But regard that I am not one of these wealthy snobs with big money. Despite my fairly large collection I can only spend roughly about 40 to 60€ per month for my instruments, thus do not attempt to sell very expensive things to me - shipping of large or heavy objects from outside Germany can be expensive too. I am also not interested in buying technically identical instruments.
warning: Never attempt to e-mail me anything big (scanned manuals etc.) without prior asking; my modem is slow and my e-mail account has a low quota and will crash, thus I can not easily receive e-mails bigger than a few 100KB.
I am searching for the historical PC connection software (DOS drivers?) that came with or was sold for the Antonelli 2381 and Antonelli 2495 keyboard. Does anybody has this software (original or copy) or the special cable or at least some info about these?
sequencer memory expansion for Casio KX-101 (not so important).
I am also still looking for any Casio ROM-Packs with songs I don't own yet, because they rarely appear separately on eBay, and I don't want to buy any duplicate keyboards for this. See here which ROM-Packs I already own. Especially I am interested in the old ones with each over 10 songs. Due to shipping cost I would prefer to buy also a lot of multiple ROM- Packs at once when the price is ok.
The Texas Instruments - Magic Wand is a barcode pen operated speech synthesizer toy with great robot voice. Has anybody additional barcodes for it. (I yet only own the book "Mac's Big Surprise".)
I am also interested in Yamaha PlayCards I don't own yet. See here which cards I already have.
Has the Casio KX-101 still hidden features I don't know?
Has anybody additional Casio barcode musics I don't own yet? See here which songs I already have.

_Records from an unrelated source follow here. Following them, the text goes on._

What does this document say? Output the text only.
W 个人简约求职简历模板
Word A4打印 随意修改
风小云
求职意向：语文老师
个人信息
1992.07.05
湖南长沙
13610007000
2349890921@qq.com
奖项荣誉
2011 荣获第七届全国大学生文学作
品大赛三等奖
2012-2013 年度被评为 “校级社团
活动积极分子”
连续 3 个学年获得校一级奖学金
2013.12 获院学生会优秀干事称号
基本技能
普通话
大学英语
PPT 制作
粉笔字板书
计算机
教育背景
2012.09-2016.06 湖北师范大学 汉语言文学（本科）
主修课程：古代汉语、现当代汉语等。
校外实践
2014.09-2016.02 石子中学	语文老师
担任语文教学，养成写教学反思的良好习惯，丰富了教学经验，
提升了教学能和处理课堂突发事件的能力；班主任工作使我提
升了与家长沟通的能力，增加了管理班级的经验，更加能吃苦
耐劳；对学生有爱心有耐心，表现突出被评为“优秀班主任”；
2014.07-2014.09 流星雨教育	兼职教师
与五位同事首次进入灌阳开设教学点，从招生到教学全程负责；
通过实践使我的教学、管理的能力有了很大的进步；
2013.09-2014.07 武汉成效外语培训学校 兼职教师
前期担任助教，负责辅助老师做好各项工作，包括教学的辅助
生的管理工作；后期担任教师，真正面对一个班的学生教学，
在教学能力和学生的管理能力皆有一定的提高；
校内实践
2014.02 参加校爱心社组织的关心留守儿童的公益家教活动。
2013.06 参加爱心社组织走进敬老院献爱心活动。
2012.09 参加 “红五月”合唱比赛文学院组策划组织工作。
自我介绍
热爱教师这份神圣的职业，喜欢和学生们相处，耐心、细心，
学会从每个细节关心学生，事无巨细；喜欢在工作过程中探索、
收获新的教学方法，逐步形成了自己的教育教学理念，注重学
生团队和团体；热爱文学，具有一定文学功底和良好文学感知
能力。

these are older keyboards made by Yongmei/ Meisheng (often with different brand label) those still have the transistor tooter case style with multiple slide switches but already digital sound and rhythm hardware inside. (For more info see here.)
From my early childhood I remember that in the computer department of a German Horten shopping center (called the "Horten Computer- Center") in the Commodore C64 era there was a TV set with an advertisement video running in a loop, which explained the features of a Casiokeyboard boombox and especially mentioned the sequencer with magnetic tape saving. But the strange thing is that I remember the case design very different from my Casio KX-101. I definitely remember that it had a row of key lighting LEDs above the keys, and I think it had only 32 (slightly bigger?) keys without chord buttons (much like Casio PT-82) and the keyboard could be flipped in a 90° angle forward to play on it without laying the entire boombox on its back. I also remember that it had a grey front panel divided into horizontal sections with likely 3 knobs in a row (each about ø2cm) and the outer case sides were likely red. All corners and edges were slightly rounded and I think that the detachable speaker boxes had a silver or grey sheet metal grill with rounded corners and no visible tweeter. Also the cassette door was rather grey with rounded corners. I possibly also saw this thing in a Karstadt shopping center. Does anybody remember this boombox, or did I really daydream so badly???
Another mysterious keyboard boombox was made by Elite or Elta; in mid of 1990th I saw a single specimen of it about 2 or 3 times on flea markets in the city Buxtehude; it was still in its (quite worn) original box., but I didn't buy it because I didn't care that much about strange keyboards at that time and had no space left in the single room where I lived. But I am absolutely sure that I saw this one and that it was definitely no Casio KX-101; it had a white rectangular case with detachable speakers, likely a black control panel with silver knobs, black speaker grills and also a by 90° flippable mini keyboard at its lower case rim. The keyboard was rather a simple toy with only 2 or 3 sounds and very few rhythms (possibly based on the same hardware class like the Fix und Foxi Musik Band, or the Creatoy keyboard), and I think the keys were in standard white and black colour, even shorter than with KX-101 and likely only about 2 octaves. Also the case was smaller than my KX-101. To me at that time it looked like a cheap knockoff of the strange Casio boombox I saw in my childhood. Does anybody know what it was?